Hospital Clínic, Barcelona, Spain.
Transplant Rev (Orlando). 2012 Oct;26(4):261-79. doi: 10.1016/j.trre.2012.07.001. Epub 2012 Aug 15.
Solid-organ transplant recipients are at increased risk of developing cancer compared with the general population. Tumours can arise de novo, as a recurrence of a preexisting malignancy, or from the donated organ. The ATOS (Aula sobre Trasplantes de Órganos Sólidos; the Solid-Organ Transplantation Working Group) group, integrated by Spanish transplant experts, meets annually to discuss current advances in the field. In 2011, the 11th edition covered a range of new topics on cancer and transplantation. In this review we have highlighted the new concepts and best practices for managing cancer in the pre-transplant and post-transplant settings that were presented at the ATOS meeting. Immunosuppression plays a major role in oncogenesis in the transplant recipient, both through impaired immunosurveillance and through direct oncogenic activity. It is possible to transplant organs obtained from donors with a history of cancer as long as an effective minimization of malignancy transmission strategy is followed. Tumour-specific wait-periods have been proposed for the increased number of transplantation candidates with a history of malignancy; however, the patient's individual risk of death from organ failure must be taken into consideration. It is important to actively prevent tumour recurrence, especially the recurrence of hepatocellular carcinoma in liver transplant recipients. To effectively manage post-transplant malignancies, it is essential to proactively monitor patients, with long-term intensive screening programs showing a reduced incidence of cancer post-transplantation. Proposed management strategies for post-transplantation malignancies include viral monitoring and prophylaxis to decrease infection-related cancer, immunosuppression modulation with lower doses of calcineurin inhibitors, and addition of or conversion to inhibitors of the mammalian target of rapamycin.

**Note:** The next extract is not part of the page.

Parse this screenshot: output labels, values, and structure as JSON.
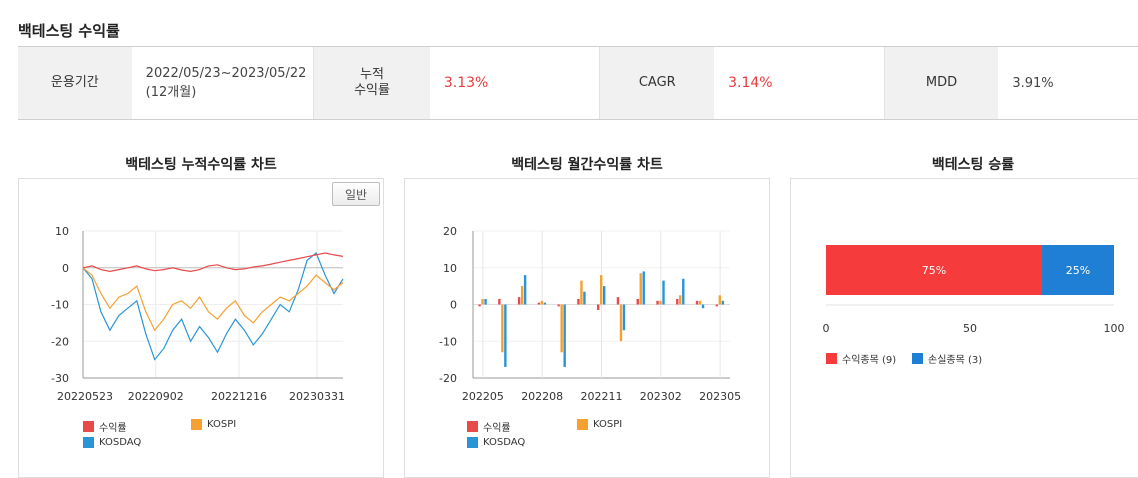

实体器官移植受者发生癌症的风险高于普通人群。肿瘤可以是新发的,也可以是先前恶性肿瘤的复发,或者来自供体器官。由西班牙移植专家组成的 ATOS(Aula sobre Trasplantes de Órganos Sólidos;实体器官移植工作组)小组每年开会讨论该领域的最新进展。2011 年,第 11 版涵盖了癌症和移植领域的一系列新主题。在这篇综述中,我们强调了在移植前和移植后环境中管理癌症的新概念和最佳实践,这些概念和最佳实践是在 ATOS 会议上提出的。免疫抑制在移植受者的肿瘤发生中起着重要作用,既通过免疫监视受损,也通过直接致癌作用。只要遵循有效的降低恶性肿瘤传播策略,就可以移植来自有癌症病史的供体的器官。对于有恶性肿瘤病史的移植候选者,已经提出了肿瘤特异性等待期;然而,必须考虑患者因器官衰竭而死亡的个体风险。积极预防肿瘤复发很重要,特别是预防肝癌肝移植受者的肿瘤复发。为了有效地管理移植后恶性肿瘤,必须积极监测患者,长期强化筛查方案显示移植后癌症发病率降低。移植后恶性肿瘤的治疗策略包括病毒监测和预防,以降低与感染相关的癌症;免疫抑制调节,使用低剂量钙调神经磷酸酶抑制剂;添加或转换为哺乳动物雷帕霉素靶蛋白抑制剂。